La spiritualità del Movimento dei focolari l’avverto come una luce che ravviva i colori del mio carisma e di altri carismi nella Chiesa; come un’acqua fresca che irrora alle radici i carismi. Mi piace l’immagine della Chiesa come un giardino che sboccia in tanti fiori quanti sono i carismi. Esponendosi alla luce i fiori non perdono i loro colori, bevendo la stessa acqua non diventano uguali tra di loro. Lo stesso vale per i carismi. Un domenicano non si snatura se si nutre della Storia di un’anima di Teresa di Gesù Bambino, dottore della Chiesa, ossia di tutti i membri della Chiesa e non soltanto delle carmelitane…

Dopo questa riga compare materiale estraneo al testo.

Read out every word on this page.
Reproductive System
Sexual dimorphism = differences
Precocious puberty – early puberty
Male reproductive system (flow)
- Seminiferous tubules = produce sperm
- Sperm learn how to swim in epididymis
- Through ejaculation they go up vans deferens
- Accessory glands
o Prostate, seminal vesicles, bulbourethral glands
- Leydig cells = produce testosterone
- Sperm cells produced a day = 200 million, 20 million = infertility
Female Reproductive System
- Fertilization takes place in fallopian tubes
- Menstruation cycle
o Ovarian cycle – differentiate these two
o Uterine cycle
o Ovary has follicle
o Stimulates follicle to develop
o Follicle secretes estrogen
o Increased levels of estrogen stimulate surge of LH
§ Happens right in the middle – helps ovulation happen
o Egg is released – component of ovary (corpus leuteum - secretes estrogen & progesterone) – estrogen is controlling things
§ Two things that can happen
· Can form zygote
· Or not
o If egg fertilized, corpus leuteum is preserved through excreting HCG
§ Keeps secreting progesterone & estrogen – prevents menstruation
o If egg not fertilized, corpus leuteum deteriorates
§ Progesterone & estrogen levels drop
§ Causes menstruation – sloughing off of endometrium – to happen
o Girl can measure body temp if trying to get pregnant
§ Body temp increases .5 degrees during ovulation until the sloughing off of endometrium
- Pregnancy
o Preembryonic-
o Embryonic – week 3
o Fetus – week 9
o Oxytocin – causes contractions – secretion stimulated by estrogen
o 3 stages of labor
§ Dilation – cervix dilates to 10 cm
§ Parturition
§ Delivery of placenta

La formula stereotipa “doppia appartenenza” non può diventare un alibi per non ascoltare ciò che lo Spirito continua a dire alla Chiesa attraverso i suoi sempre nuovi carismi, per non compromettersi in una comunione esigente con tutte le vocazioni. Il dialogo, i rapporti d’amicizia spirituale, la comunione, l’unità sono un arricchimento, un fattore di crescita, la via sicura per conseguire identità e maturità, così da diventare a propria volta dono per tutti.